Update : Oct. 29, 2012
ETFs are viewed in the US as regular index-tracking investment trusts. However, because many investors in Japan remain unacquainted with these products, the following is a simple explanation of the mechanism behind them.
For ETFs, management companies which create the product conduct an offering and issue ETF beneficiary certificates to investors who respond to such offering. This applies to both the initial offering conducting when establishing the investment trust and the continuous offering thereafter. The difference with regular investments trusts is that the investors responding to such offerings are primarily “portfolio managers (such as pension funds)” and “the securities company acting as a designated participant”. This is because general investors responding to the offering of a regular investment trust are contributing cash in exchange for beneficiary certificates, whereas in the case of ETFs, beneficiary certificates are only received when baskets of stocks which cause the ETF to track an indicator are contributed. (However, in the case of a cash-contribution ETF, such as an investment trust tracking the Nikkei 300 stock price index, beneficiary certificates are exchanged for contributions of cash.) This is called “ETF creation”.
Accordingly, because general investors are unable to participate in these offerings, they must instead purchase small lots of beneficiary certificates offered by participants in the offering through the TSE ETF market. Also, the portfolio manager that participated in the offering holds beneficiary certificates as a type of passive management for sale in the market in cases where conversion to cash is required. Furthermore, the securities company acting as a designated participant conducts arbitrage trading with equities and index futures using the ETF beneficiary certificates it holds.
The clear separation between investors which acquired large amounts of beneficiary certificates through the offering and general investors who acquire small lots of beneficiary certificates through the market is another feature of ETFs. Also, by employing this method, ETFs do not need to purchase stocks after gathering small amounts of funds like a regular investment trust, thus lowering management costs and reducing tracking errors.
Furthermore, ETF beneficiary certificates are exchangeable for stock baskets which include trust assets. In such case, through a mechanism which is the completely opposite of the offering (creation), a portfolio manager or designated participant securities company which holds an equivalent amount of beneficiary certificates brings a specified amount of those to the management company and exchanges them for stock. This is called “ETF exchange”. (The designated participant securities company serves an important role in the ETF mechanism. During both offering (creation) and exchange, entrustment of stock baskets and issue of beneficiary certificates is always conducted through the designated participant. The designated participant is designated by the management company and the participant’s name is included in the Securities Registration Statement, etc. as an entity which handles offering.)

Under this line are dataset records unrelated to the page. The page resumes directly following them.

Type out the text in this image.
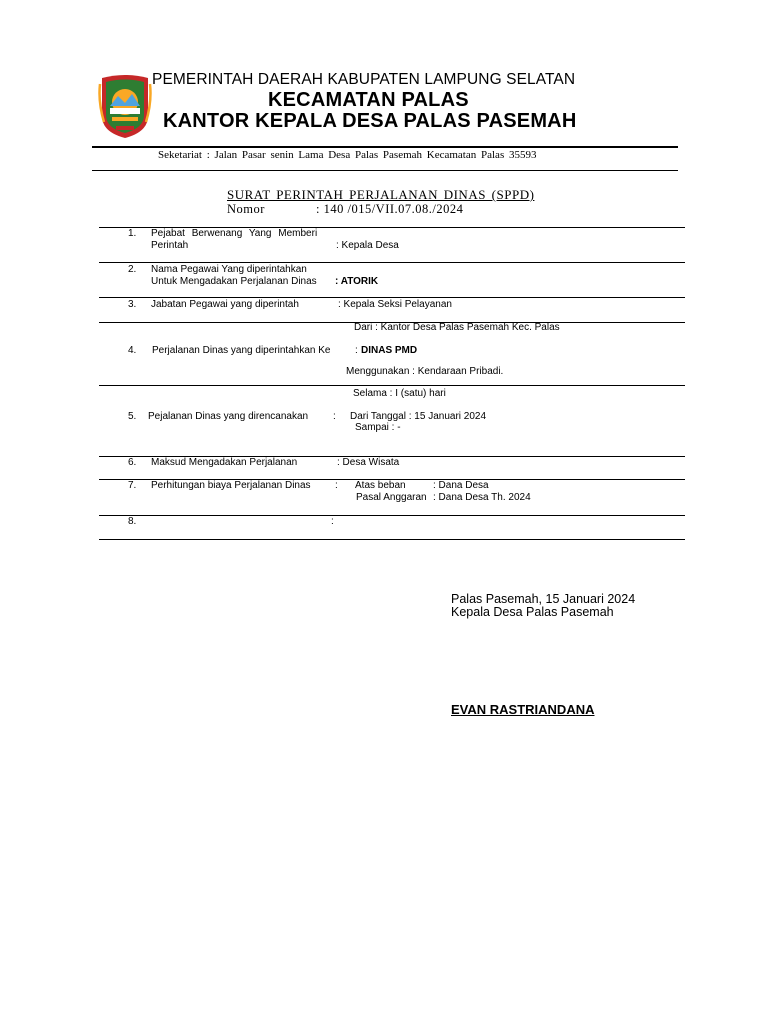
PEMERINTAH DAERAH KABUPATEN LAMPUNG SELATAN
KECAMATAN PALAS
KANTOR KEPALA DESA PALAS PASEMAH
Seketariat : Jalan Pasar senin Lama Desa Palas Pasemah Kecamatan Palas 35593
SURAT PERINTAH PERJALANAN DINAS (SPPD)
Nomor	: 140 /015/VII.07.08./2024
1. Pejabat Berwenang Yang Memberi
Perintah	: Kepala Desa
2. Nama Pegawai Yang diperintahkan
Untuk Mengadakan Perjalanan Dinas : ATORIK
3. Jabatan Pegawai yang diperintah	: Kepala Seksi Pelayanan
Dari : Kantor Desa Palas Pasemah Kec. Palas
4. Perjalanan Dinas yang diperintahkan Ke : DINAS PMD
Menggunakan : Kendaraan Pribadi.
Selama : I (satu) hari
5. Pejalanan Dinas yang direncanakan : Dari Tanggal : 15 Januari 2024
Sampai : -
6. Maksud Mengadakan Perjalanan	: Desa Wisata
7. Perhitungan biaya Perjalanan Dinas : Atas beban	: Dana Desa
Pasal Anggaran : Dana Desa Th. 2024
8.	:
Palas Pasemah, 15 Januari 2024
Kepala Desa Palas Pasemah
EVAN RASTRIANDANA
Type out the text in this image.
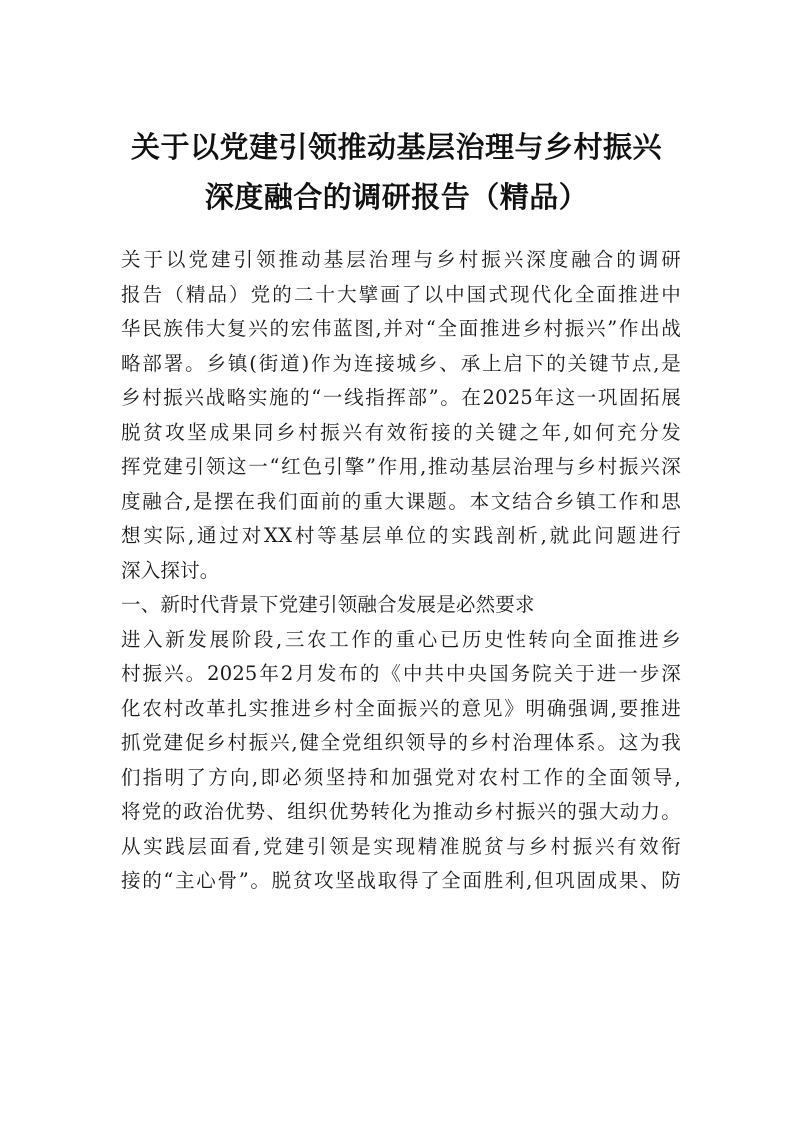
关于以党建引领推动基层治理与乡村振兴
深度融合的调研报告（精品）
关于以党建引领推动基层治理与乡村振兴深度融合的调研
报告（精品）党的二十大擘画了以中国式现代化全面推进中
华民族伟大复兴的宏伟蓝图,并对“全面推进乡村振兴”作出战
略部署。乡镇(街道)作为连接城乡、承上启下的关键节点,是
乡村振兴战略实施的“一线指挥部”。在2025年这一巩固拓展
脱贫攻坚成果同乡村振兴有效衔接的关键之年,如何充分发
挥党建引领这一“红色引擎”作用,推动基层治理与乡村振兴深
度融合,是摆在我们面前的重大课题。本文结合乡镇工作和思
想实际,通过对XX村等基层单位的实践剖析,就此问题进行
深入探讨。
一、新时代背景下党建引领融合发展是必然要求
进入新发展阶段,三农工作的重心已历史性转向全面推进乡
村振兴。2025年2月发布的《中共中央国务院关于进一步深
化农村改革扎实推进乡村全面振兴的意见》明确强调,要推进
抓党建促乡村振兴,健全党组织领导的乡村治理体系。这为我
们指明了方向,即必须坚持和加强党对农村工作的全面领导,
将党的政治优势、组织优势转化为推动乡村振兴的强大动力。
从实践层面看,党建引领是实现精准脱贫与乡村振兴有效衔
接的“主心骨”。脱贫攻坚战取得了全面胜利,但巩固成果、防
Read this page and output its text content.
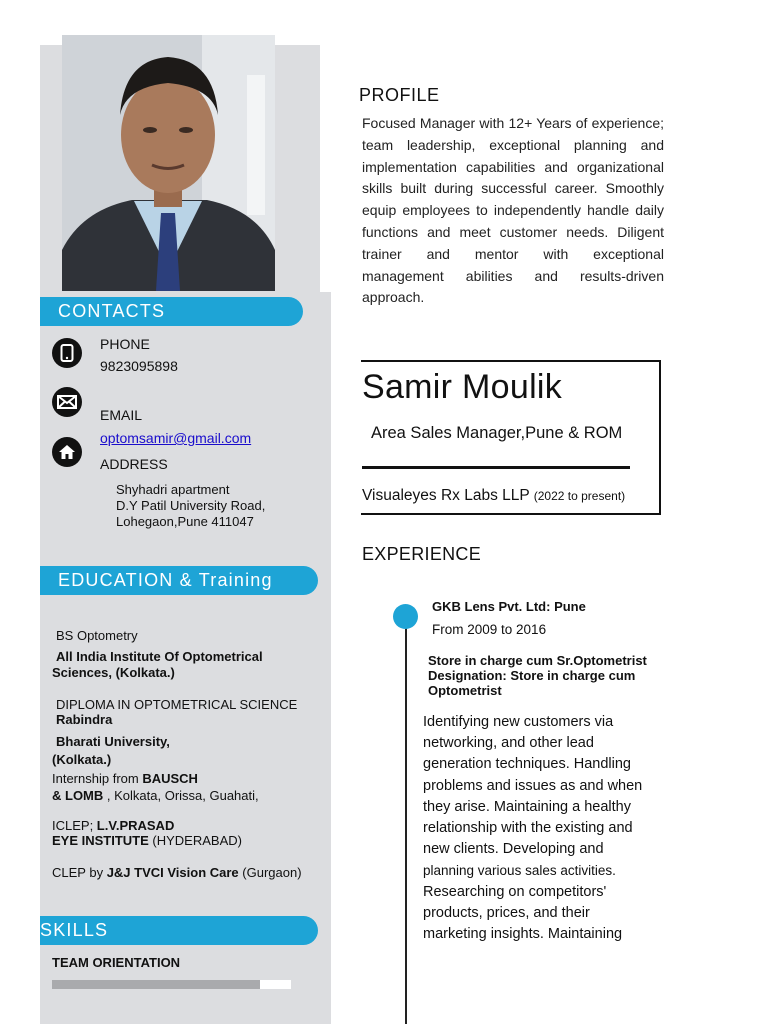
CONTACTS
PHONE
9823095898
EMAIL
optomsamir@gmail.com
ADDRESS
Shyhadri apartment
D.Y Patil University Road,
Lohegaon,Pune 411047
EDUCATION & Training
BS Optometry
All India Institute Of Optometrical
Sciences, (Kolkata.)
DIPLOMA IN OPTOMETRICAL SCIENCE
Rabindra
Bharati University,
(Kolkata.)
Internship from BAUSCH
& LOMB , Kolkata, Orissa, Guahati,
ICLEP; L.V.PRASAD
EYE INSTITUTE (HYDERABAD)
CLEP by J&J TVCI Vision Care (Gurgaon)
SKILLS
TEAM ORIENTATION
PROFILE
Focused Manager with 12+ Years of experience; team leadership, exceptional planning and implementation capabilities and organizational skills built during successful career. Smoothly equip employees to independently handle daily functions and meet customer needs. Diligent trainer and mentor with exceptional management abilities and results-driven approach.
Samir Moulik
Area Sales Manager,Pune & ROM
Visualeyes Rx Labs LLP (2022 to present)
EXPERIENCE
GKB Lens Pvt. Ltd: Pune
From 2009 to 2016
Store in charge cum Sr.Optometrist
Designation: Store in charge cum
Optometrist
Identifying new customers via
networking, and other lead
generation techniques. Handling
problems and issues as and when
they arise. Maintaining a healthy
relationship with the existing and
new clients. Developing and
planning various sales activities.
Researching on competitors'
products, prices, and their
marketing insights. Maintaining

Also, it is important to note that foreign ETFs differ from domestic ETFs in that there are some cases where creation and exchange cannot be conducted in Japan.
The ETF market is made up of the secondary market and the issuance market.
The secondary market for ETFs is a market in which ETF beneficiary certificates are freely traded in small lots between an unspecified number of investors. The market’s liquidity is publicly released in the form of the daily trading volume.
In the secondary market for ETFs, there may be cases where sufficient liquidity cannot be supplied for the large order trading demands of institutional investors conducting transactions on the scale of billions of yen.
It is in the other ETF market, the issuance market, that such investors can conduct creation/exchange of large lots of beneficiary certificates and execute trades which exceed the scale of the secondary market’s trading volume.
In this way, it can be said that ETF liquidity requires support from not only the daily trading volume on the secondary market, but also the large transactions from creation/exchange in the issuance market.
(*Actual figures regarding ETF creation/exchange can be found in Securities Registration Statements, etc.)